Cavill, for whom working with Ritchie was the number one reason he signed onto the project, concurs. “His movies are fantastic and his filmmaking style is unique.  There’s no over-rehearsing, so you can get in there and do it, and it feels very fresh and new when you shoot.”

“It really keeps you sharp.  You have to do your homework and show up ready for anything because things can change,” adds Hammer, who likewise jumped at the chance to work with the acclaimed director.  “I think he intentionally keeps the atmosphere light because you get the best work when everyone is free and everything is flowing.  It’s an open, inviting, creative space and that’s what Guy tries to cultivate on the set.”

Credits

John Davis (“Chronicle”), Steve Clark-Hall (“RocknRolla,” the “Sherlock Holmes” films), Lionel Wigram, and Guy Ritchie produced the film, with David Dobkin serving as executive producer.
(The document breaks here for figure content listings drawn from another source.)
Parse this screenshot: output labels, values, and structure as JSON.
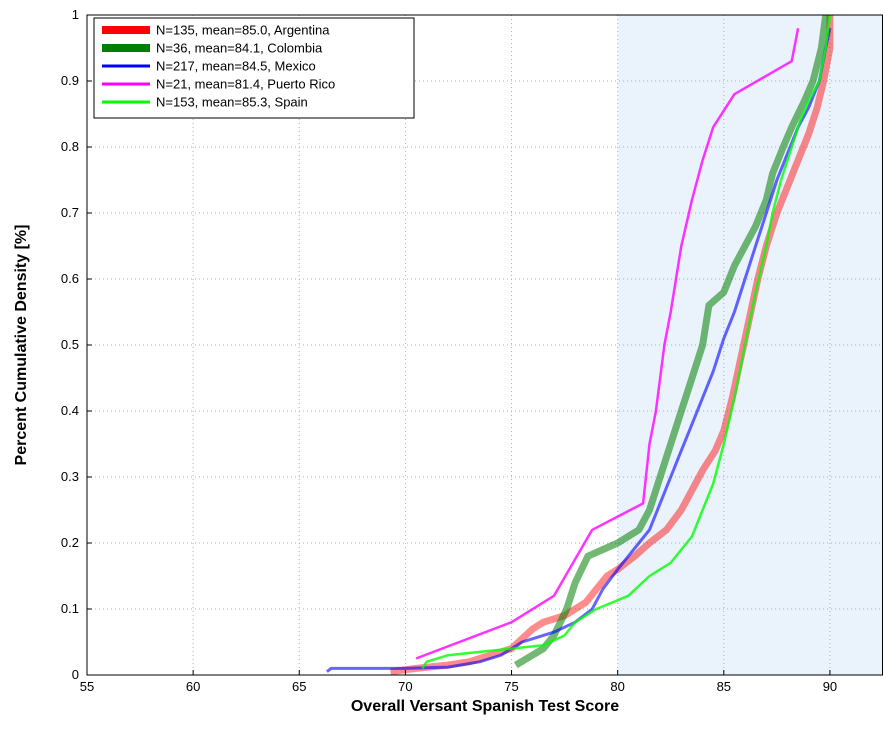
{
  "chart_data": {
    "type": "line",
    "title": "",
    "xlabel": "Overall Versant Spanish Test Score",
    "ylabel": "Percent Cumulative Density [%]",
    "xlim": [
      55,
      92.5
    ],
    "ylim": [
      0,
      1
    ],
    "xticks": [
      55,
      60,
      65,
      70,
      75,
      80,
      85,
      90
    ],
    "yticks": [
      0,
      0.1,
      0.2,
      0.3,
      0.4,
      0.5,
      0.6,
      0.7,
      0.8,
      0.9,
      1
    ],
    "xtick_labels": [
      "55",
      "60",
      "65",
      "70",
      "75",
      "80",
      "85",
      "90"
    ],
    "ytick_labels": [
      "0",
      "0.1",
      "0.2",
      "0.3",
      "0.4",
      "0.5",
      "0.6",
      "0.7",
      "0.8",
      "0.9",
      "1"
    ],
    "grid": true,
    "legend_position": "top-left",
    "shaded_region": {
      "x_from": 80,
      "x_to": 92.5,
      "color": "#eaf2fc"
    },
    "series": [
      {
        "name": "N=135, mean=85.0, Argentina",
        "color": "#ff0000",
        "points": [
          [
            69.3,
            0.005
          ],
          [
            70.5,
            0.01
          ],
          [
            72.0,
            0.015
          ],
          [
            73.0,
            0.02
          ],
          [
            74.0,
            0.03
          ],
          [
            75.0,
            0.04
          ],
          [
            75.5,
            0.055
          ],
          [
            76.0,
            0.07
          ],
          [
            76.5,
            0.08
          ],
          [
            77.5,
            0.09
          ],
          [
            78.5,
            0.11
          ],
          [
            79.0,
            0.13
          ],
          [
            79.5,
            0.15
          ],
          [
            80.0,
            0.16
          ],
          [
            80.8,
            0.18
          ],
          [
            81.5,
            0.2
          ],
          [
            82.3,
            0.22
          ],
          [
            83.0,
            0.25
          ],
          [
            83.5,
            0.28
          ],
          [
            84.0,
            0.31
          ],
          [
            84.6,
            0.34
          ],
          [
            85.0,
            0.37
          ],
          [
            85.4,
            0.42
          ],
          [
            85.8,
            0.48
          ],
          [
            86.2,
            0.54
          ],
          [
            86.6,
            0.6
          ],
          [
            87.0,
            0.65
          ],
          [
            87.5,
            0.7
          ],
          [
            88.0,
            0.74
          ],
          [
            88.5,
            0.78
          ],
          [
            89.0,
            0.82
          ],
          [
            89.4,
            0.86
          ],
          [
            89.7,
            0.9
          ],
          [
            90.0,
            0.95
          ],
          [
            90.0,
            1.0
          ]
        ]
      },
      {
        "name": "N=36, mean=84.1, Colombia",
        "color": "#008000",
        "points": [
          [
            75.2,
            0.015
          ],
          [
            76.5,
            0.04
          ],
          [
            77.0,
            0.06
          ],
          [
            77.6,
            0.1
          ],
          [
            78.0,
            0.14
          ],
          [
            78.6,
            0.18
          ],
          [
            80.0,
            0.2
          ],
          [
            81.0,
            0.22
          ],
          [
            81.5,
            0.25
          ],
          [
            82.0,
            0.3
          ],
          [
            82.5,
            0.35
          ],
          [
            83.0,
            0.4
          ],
          [
            83.5,
            0.45
          ],
          [
            84.0,
            0.5
          ],
          [
            84.3,
            0.56
          ],
          [
            85.0,
            0.58
          ],
          [
            85.5,
            0.62
          ],
          [
            86.0,
            0.65
          ],
          [
            86.5,
            0.68
          ],
          [
            87.0,
            0.72
          ],
          [
            87.3,
            0.76
          ],
          [
            87.8,
            0.8
          ],
          [
            88.2,
            0.83
          ],
          [
            88.8,
            0.87
          ],
          [
            89.2,
            0.9
          ],
          [
            89.6,
            0.95
          ],
          [
            89.8,
            1.0
          ]
        ]
      },
      {
        "name": "N=217, mean=84.5, Mexico",
        "color": "#0000ff",
        "points": [
          [
            66.3,
            0.005
          ],
          [
            66.5,
            0.01
          ],
          [
            68.0,
            0.01
          ],
          [
            70.0,
            0.01
          ],
          [
            72.0,
            0.012
          ],
          [
            73.5,
            0.02
          ],
          [
            74.5,
            0.03
          ],
          [
            75.0,
            0.04
          ],
          [
            75.5,
            0.05
          ],
          [
            76.0,
            0.055
          ],
          [
            77.0,
            0.065
          ],
          [
            78.0,
            0.08
          ],
          [
            78.8,
            0.1
          ],
          [
            79.3,
            0.13
          ],
          [
            80.0,
            0.16
          ],
          [
            80.5,
            0.18
          ],
          [
            81.0,
            0.2
          ],
          [
            81.5,
            0.22
          ],
          [
            82.0,
            0.26
          ],
          [
            82.5,
            0.3
          ],
          [
            83.0,
            0.34
          ],
          [
            83.5,
            0.38
          ],
          [
            84.0,
            0.42
          ],
          [
            84.5,
            0.46
          ],
          [
            85.0,
            0.51
          ],
          [
            85.5,
            0.55
          ],
          [
            86.0,
            0.6
          ],
          [
            86.5,
            0.65
          ],
          [
            87.0,
            0.7
          ],
          [
            87.5,
            0.75
          ],
          [
            88.0,
            0.79
          ],
          [
            88.5,
            0.83
          ],
          [
            89.0,
            0.86
          ],
          [
            89.5,
            0.9
          ],
          [
            89.8,
            0.95
          ],
          [
            90.0,
            0.98
          ]
        ]
      },
      {
        "name": "N=21, mean=81.4, Puerto Rico",
        "color": "#ff00ff",
        "points": [
          [
            70.5,
            0.025
          ],
          [
            75.0,
            0.08
          ],
          [
            77.0,
            0.12
          ],
          [
            78.8,
            0.22
          ],
          [
            80.0,
            0.24
          ],
          [
            81.2,
            0.26
          ],
          [
            81.5,
            0.35
          ],
          [
            81.8,
            0.4
          ],
          [
            82.2,
            0.5
          ],
          [
            82.5,
            0.55
          ],
          [
            83.0,
            0.65
          ],
          [
            83.5,
            0.72
          ],
          [
            84.0,
            0.78
          ],
          [
            84.5,
            0.83
          ],
          [
            85.5,
            0.88
          ],
          [
            88.2,
            0.93
          ],
          [
            88.5,
            0.98
          ]
        ]
      },
      {
        "name": "N=153, mean=85.3, Spain",
        "color": "#00ff00",
        "points": [
          [
            70.8,
            0.01
          ],
          [
            71.0,
            0.02
          ],
          [
            72.0,
            0.03
          ],
          [
            73.5,
            0.035
          ],
          [
            75.0,
            0.04
          ],
          [
            76.5,
            0.045
          ],
          [
            77.5,
            0.06
          ],
          [
            78.0,
            0.08
          ],
          [
            79.0,
            0.1
          ],
          [
            80.5,
            0.12
          ],
          [
            81.5,
            0.15
          ],
          [
            82.5,
            0.17
          ],
          [
            83.5,
            0.21
          ],
          [
            84.0,
            0.25
          ],
          [
            84.5,
            0.29
          ],
          [
            85.0,
            0.35
          ],
          [
            85.5,
            0.42
          ],
          [
            86.0,
            0.5
          ],
          [
            86.5,
            0.58
          ],
          [
            87.0,
            0.65
          ],
          [
            87.3,
            0.7
          ],
          [
            87.7,
            0.75
          ],
          [
            88.2,
            0.8
          ],
          [
            88.6,
            0.84
          ],
          [
            89.0,
            0.87
          ],
          [
            89.5,
            0.9
          ],
          [
            89.8,
            0.95
          ],
          [
            90.0,
            1.0
          ]
        ]
      }
    ]
  }
}
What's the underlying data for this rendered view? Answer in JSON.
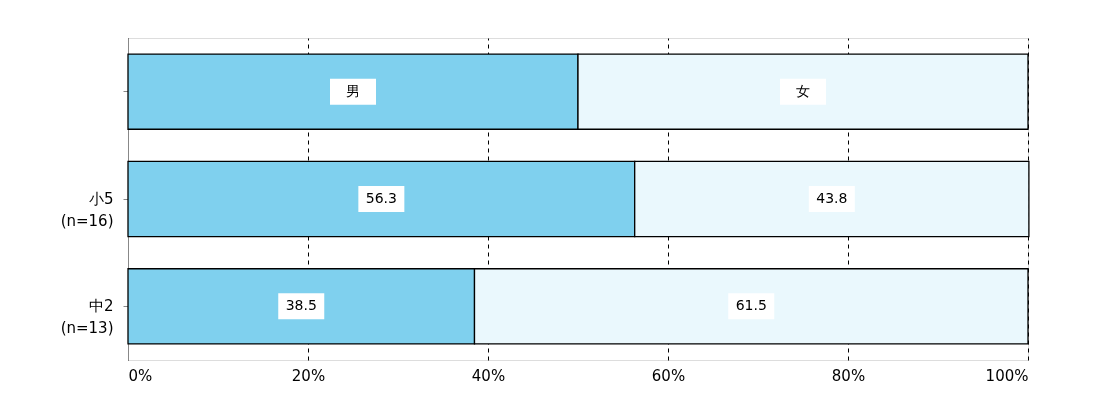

Ritchie’s behind-the-scenes creative team included two-time Oscar-nominated director of photography John Mathieson (“The Phantom of the Opera,” “Gladiator”), production designer Oliver Scholl (“Jumper,” “Edge of Tomorrow”), editor James Herbert (the “Sherlock Holmes” films, “Edge of Tomorrow”), Oscar-nominated costume designer Joanna Johnston (“Lincoln”), and composer Daniel Pemberton (“The Counselor”).

“The Man from U.N.C.L.E.” will be shown in IMAX in select theaters.

A Warner Bros. Pictures presentation, a Ritchie/Wigram Production, a Davis Entertainment Production, a Guy Ritchie Film, “The Man from U.N.C.L.E.” will be distributed worldwide by Warner Bros. Pictures, a Warner Bros. Entertainment Company.